The students were not sure how long they will remain inside the building, after entering Central House in Whitechapel, home to the Cass art school, on Wednesday night, demanding it be taken off the market. If plans go ahead the school will still operate, opponents of the closure and relocation claim this will result in a ‘smaller university in terms of traditional delivery’, with 10,000 students rather than the current 12,000. It has been suggested up to 90 full-time jobs could be made redundant.

More than a dozen students camped out in the Bank Gallery, inside Central House, saying its proposed sale “to luxury property developers or the banking industry would be a disgrace”.

“Shrinking London Met to one campus will mean course cuts, job losses and a cut to student places,” they say. “It’s being done in such a dreadful way with no consultation with students,” said Maggie, one of the organisers to the BBC. She said the changes amounted to “asset stripping”, suggesting the cuts were deliberately designed to put prospective students off applying to London Met so that the university could be “dismantled”.

“We don’t know how long we are going to stay,” she added.

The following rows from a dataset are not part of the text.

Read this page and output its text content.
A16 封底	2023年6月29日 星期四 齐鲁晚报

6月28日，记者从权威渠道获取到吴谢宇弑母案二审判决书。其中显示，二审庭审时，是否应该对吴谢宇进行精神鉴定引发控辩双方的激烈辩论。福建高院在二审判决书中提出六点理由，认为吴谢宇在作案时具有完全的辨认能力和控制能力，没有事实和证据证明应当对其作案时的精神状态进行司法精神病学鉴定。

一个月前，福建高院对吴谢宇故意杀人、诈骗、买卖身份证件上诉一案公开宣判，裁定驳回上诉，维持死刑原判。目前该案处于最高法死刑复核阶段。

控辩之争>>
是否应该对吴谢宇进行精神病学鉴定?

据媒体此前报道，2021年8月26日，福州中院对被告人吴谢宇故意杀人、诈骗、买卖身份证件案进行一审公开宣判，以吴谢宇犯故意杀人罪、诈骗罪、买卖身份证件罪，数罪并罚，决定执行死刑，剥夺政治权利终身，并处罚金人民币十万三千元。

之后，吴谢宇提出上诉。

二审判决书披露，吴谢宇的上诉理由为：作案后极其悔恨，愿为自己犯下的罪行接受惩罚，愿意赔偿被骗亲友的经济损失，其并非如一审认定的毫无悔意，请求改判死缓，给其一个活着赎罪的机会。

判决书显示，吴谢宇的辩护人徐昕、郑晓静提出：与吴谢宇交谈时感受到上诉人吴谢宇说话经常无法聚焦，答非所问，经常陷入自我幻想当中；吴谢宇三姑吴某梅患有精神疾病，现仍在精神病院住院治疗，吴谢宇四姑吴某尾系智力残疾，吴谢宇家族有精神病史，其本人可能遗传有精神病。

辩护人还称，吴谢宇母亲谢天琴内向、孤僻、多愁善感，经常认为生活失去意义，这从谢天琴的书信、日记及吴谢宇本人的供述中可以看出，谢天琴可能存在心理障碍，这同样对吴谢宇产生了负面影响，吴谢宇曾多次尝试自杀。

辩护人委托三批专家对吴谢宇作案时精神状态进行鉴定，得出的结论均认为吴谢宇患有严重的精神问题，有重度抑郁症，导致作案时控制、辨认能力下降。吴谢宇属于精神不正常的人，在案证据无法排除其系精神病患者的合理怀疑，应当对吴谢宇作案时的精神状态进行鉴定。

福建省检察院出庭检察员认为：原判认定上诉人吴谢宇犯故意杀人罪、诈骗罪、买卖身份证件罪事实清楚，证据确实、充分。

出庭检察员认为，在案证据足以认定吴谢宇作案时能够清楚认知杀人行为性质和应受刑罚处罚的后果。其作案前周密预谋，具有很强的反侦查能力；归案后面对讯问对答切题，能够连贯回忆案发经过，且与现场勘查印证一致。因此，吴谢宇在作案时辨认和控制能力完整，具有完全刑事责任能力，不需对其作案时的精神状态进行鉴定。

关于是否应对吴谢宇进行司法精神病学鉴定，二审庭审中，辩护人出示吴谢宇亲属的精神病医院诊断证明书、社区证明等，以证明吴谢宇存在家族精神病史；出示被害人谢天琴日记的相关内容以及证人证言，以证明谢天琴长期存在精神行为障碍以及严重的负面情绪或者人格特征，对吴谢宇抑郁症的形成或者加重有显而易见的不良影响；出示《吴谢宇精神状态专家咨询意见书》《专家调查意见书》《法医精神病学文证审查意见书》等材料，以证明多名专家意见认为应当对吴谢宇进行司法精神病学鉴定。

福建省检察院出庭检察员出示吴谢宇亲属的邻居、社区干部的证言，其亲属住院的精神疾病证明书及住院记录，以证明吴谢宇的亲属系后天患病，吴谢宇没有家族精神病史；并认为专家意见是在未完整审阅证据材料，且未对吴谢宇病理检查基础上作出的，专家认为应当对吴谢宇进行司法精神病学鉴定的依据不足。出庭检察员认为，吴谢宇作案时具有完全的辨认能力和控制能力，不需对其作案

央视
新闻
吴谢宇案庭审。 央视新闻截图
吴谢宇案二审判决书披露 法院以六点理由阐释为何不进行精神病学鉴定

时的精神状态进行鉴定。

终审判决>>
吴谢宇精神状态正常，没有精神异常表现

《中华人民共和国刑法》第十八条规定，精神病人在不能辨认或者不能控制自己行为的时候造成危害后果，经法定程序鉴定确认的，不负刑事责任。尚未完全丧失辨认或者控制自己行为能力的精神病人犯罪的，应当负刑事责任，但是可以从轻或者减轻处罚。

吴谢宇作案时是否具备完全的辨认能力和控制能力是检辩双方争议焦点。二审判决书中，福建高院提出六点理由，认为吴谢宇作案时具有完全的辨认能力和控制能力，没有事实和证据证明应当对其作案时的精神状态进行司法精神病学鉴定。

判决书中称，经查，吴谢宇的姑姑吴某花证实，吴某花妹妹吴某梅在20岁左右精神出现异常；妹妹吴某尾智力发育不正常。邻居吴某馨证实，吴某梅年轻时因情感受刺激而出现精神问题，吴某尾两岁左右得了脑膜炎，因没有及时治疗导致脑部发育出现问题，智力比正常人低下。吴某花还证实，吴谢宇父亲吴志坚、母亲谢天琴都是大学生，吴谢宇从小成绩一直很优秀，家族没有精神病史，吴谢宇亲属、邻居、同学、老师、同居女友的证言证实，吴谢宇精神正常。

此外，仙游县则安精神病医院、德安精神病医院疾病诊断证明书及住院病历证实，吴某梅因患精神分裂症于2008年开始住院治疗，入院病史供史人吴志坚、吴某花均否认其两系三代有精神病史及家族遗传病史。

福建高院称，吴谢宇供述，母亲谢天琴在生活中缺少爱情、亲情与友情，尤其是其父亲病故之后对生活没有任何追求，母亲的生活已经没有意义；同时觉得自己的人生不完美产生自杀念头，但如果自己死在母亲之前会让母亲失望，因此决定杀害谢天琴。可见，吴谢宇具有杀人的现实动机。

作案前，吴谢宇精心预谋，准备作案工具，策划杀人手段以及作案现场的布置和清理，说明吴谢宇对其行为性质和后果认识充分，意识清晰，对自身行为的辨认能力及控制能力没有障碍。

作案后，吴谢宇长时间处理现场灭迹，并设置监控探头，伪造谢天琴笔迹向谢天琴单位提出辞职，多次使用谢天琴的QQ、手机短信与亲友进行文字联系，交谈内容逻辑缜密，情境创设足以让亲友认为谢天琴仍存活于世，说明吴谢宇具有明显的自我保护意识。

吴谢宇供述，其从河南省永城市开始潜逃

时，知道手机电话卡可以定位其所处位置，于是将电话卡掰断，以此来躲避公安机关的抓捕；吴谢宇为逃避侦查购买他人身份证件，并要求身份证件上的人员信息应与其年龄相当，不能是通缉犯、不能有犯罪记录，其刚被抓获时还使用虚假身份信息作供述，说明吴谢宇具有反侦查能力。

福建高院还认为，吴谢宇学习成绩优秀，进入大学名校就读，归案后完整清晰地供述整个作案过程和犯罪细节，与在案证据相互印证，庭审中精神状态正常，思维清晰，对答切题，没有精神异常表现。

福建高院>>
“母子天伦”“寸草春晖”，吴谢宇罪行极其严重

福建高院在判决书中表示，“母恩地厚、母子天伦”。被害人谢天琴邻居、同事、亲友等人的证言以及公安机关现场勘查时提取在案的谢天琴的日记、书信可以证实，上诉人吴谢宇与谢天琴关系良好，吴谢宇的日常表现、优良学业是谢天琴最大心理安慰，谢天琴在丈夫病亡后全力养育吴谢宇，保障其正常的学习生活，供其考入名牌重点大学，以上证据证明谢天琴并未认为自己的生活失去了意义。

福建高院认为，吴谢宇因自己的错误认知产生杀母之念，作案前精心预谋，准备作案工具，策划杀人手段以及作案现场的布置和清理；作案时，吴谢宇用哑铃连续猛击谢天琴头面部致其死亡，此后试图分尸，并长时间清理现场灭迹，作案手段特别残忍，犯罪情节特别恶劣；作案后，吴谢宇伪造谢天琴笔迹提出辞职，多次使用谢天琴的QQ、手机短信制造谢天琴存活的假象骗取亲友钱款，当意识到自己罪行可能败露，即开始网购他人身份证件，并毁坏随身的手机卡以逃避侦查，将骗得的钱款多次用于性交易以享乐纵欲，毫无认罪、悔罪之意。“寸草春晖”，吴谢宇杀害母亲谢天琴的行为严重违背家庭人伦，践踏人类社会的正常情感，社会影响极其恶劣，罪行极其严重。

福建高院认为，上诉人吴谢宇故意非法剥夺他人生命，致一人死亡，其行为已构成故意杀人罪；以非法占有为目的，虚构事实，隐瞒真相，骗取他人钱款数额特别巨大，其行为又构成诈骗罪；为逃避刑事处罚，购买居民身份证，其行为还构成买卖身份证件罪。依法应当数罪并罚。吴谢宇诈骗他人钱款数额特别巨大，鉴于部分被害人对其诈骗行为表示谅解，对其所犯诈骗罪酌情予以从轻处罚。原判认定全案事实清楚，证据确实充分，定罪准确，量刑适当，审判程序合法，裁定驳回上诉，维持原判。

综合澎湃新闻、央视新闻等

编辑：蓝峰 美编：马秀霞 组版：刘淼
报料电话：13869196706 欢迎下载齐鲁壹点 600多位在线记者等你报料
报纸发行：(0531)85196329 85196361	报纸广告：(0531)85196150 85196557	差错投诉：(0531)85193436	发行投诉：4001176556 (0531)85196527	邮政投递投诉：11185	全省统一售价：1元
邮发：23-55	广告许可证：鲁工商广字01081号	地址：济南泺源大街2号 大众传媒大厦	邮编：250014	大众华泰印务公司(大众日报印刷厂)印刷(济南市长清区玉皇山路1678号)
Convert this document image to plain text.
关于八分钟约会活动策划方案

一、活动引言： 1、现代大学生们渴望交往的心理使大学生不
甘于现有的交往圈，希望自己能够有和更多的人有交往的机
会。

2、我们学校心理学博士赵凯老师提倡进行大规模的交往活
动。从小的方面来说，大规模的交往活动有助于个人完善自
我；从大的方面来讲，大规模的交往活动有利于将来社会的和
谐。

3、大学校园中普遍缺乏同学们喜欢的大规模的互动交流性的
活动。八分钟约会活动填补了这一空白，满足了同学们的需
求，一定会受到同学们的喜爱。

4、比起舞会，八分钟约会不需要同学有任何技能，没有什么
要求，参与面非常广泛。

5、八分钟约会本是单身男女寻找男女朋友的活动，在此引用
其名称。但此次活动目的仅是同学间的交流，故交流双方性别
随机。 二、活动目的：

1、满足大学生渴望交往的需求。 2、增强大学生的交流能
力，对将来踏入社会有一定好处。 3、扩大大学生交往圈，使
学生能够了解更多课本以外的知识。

The occupation has the support of the University and College Union and Unison, says the group, as well as artist Bob and Roberta Smith, and Turner Prize winner Jeremy Deller.

The artist has told the Tribune that London Met’s plan to close its renowned Cass building – dubbed the “Aldgate Bauhaus” – would mean the art school might not survive.

Deller, a visiting professor at The Cass, said “It will be a lesser institution that might not even survive the move in the current climate. I suspect half the college will be lost in the move, especially any course that needs space and equipment.”

Bob Smith Added: “I have written a letter to George Osborne on two electric heaters in which I express the view that art schools that became university departments in large urban centres are facing problems that will spell their demise over the next few years. London Met is London’s principle widening participation university. Education is one of the tools a democracy has against the men who shot kids watching a rock concert in Paris.”

Smith concluded: “My view is London needs more education not less. Studying at London Met creates critical thinking, as well as developing incredible visual artistic skills.”

In a statement the university said it was investing £125m to create a new home for the Cass “complete with new workshops and studio spaces”.

“We appreciate that some students are concerned about the move, but we’d like to reassure them that the Cass is not closing, nor will it’s making ethos or successful studio model of teaching be lost,” it said.